Palembang, Sumselupdate.com – Skandal penggelapan miliaran rupiah mengguncang Auto 2000 Cabang Tanjung Api-Api, Palembang.
Dua mantan pegawainya, Eko Suryono dan Victor Buana Citra, akhirnya divonis 3 tahun 4 bulan penjara oleh majelis hakim Pengadilan Negeri (PN) Palembang, Kamis (21/8/2025).
Keduanya terbukti menggelapkan uang perusahaan hingga Rp15,2 miliar dengan modus pameran fiktif.
Vonis ini lebih ringan dibanding tuntutan Jaksa Penuntut Umum (JPU) Kejati Sumsel yang sebelumnya menuntut 4 tahun 6 bulan penjara.

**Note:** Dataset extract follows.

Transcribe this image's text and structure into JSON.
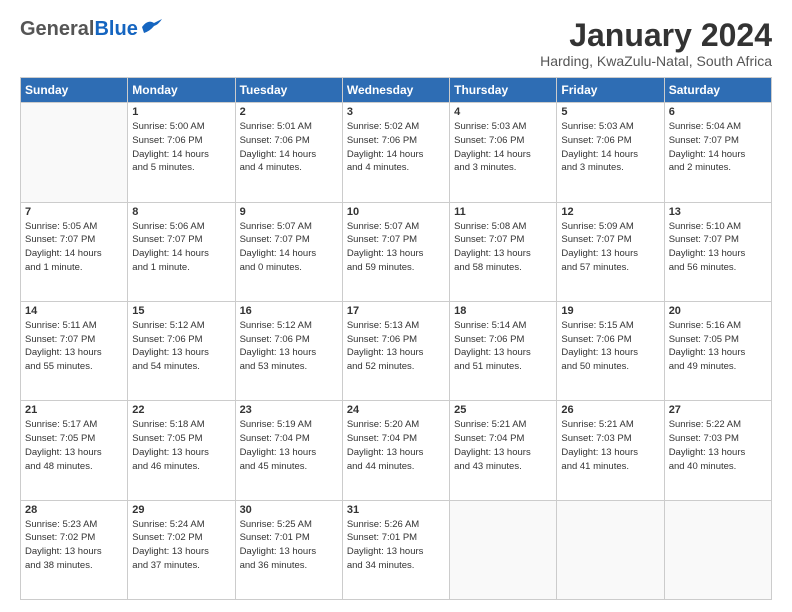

Baca Juga: Gelapkan Uang Rp15,2 Miliar, 2 Pegawai Auto 2000 Tanjung Api-Api Palembang Mulai Diadili
“Menjatuhkan pidana penjara terhadap terdakwa Eko Suryono dan Victor Buana Citra masing-masing selama 3 tahun 4 bulan,” tegas Ketua Majelis Hakim Agus Rahardjo SH MH saat membacakan amar putusan.
Modus Licik Bongkar Kas Dana Perusahaan
Dalam dakwaan, Eko yang menjabat Finance Administration Head (FAH) sejak 2012 bersama Victor dari bagian personalia, membuat dokumen palsu berupa bukti pengeluaran uang muka (BPUM) dan bukti pencatatan hutang (BPH) untuk kegiatan pameran yang sejatinya tidak pernah ada.
Audit internal Auto 2000 Pusat kemudian menemukan 434 dokumen tidak valid dari 515 aktivitas marketing event periode Januari 2022 hingga Juli 2024. Hasil audit itu membongkar kerugian perusahaan mencapai Rp15.220.522.181.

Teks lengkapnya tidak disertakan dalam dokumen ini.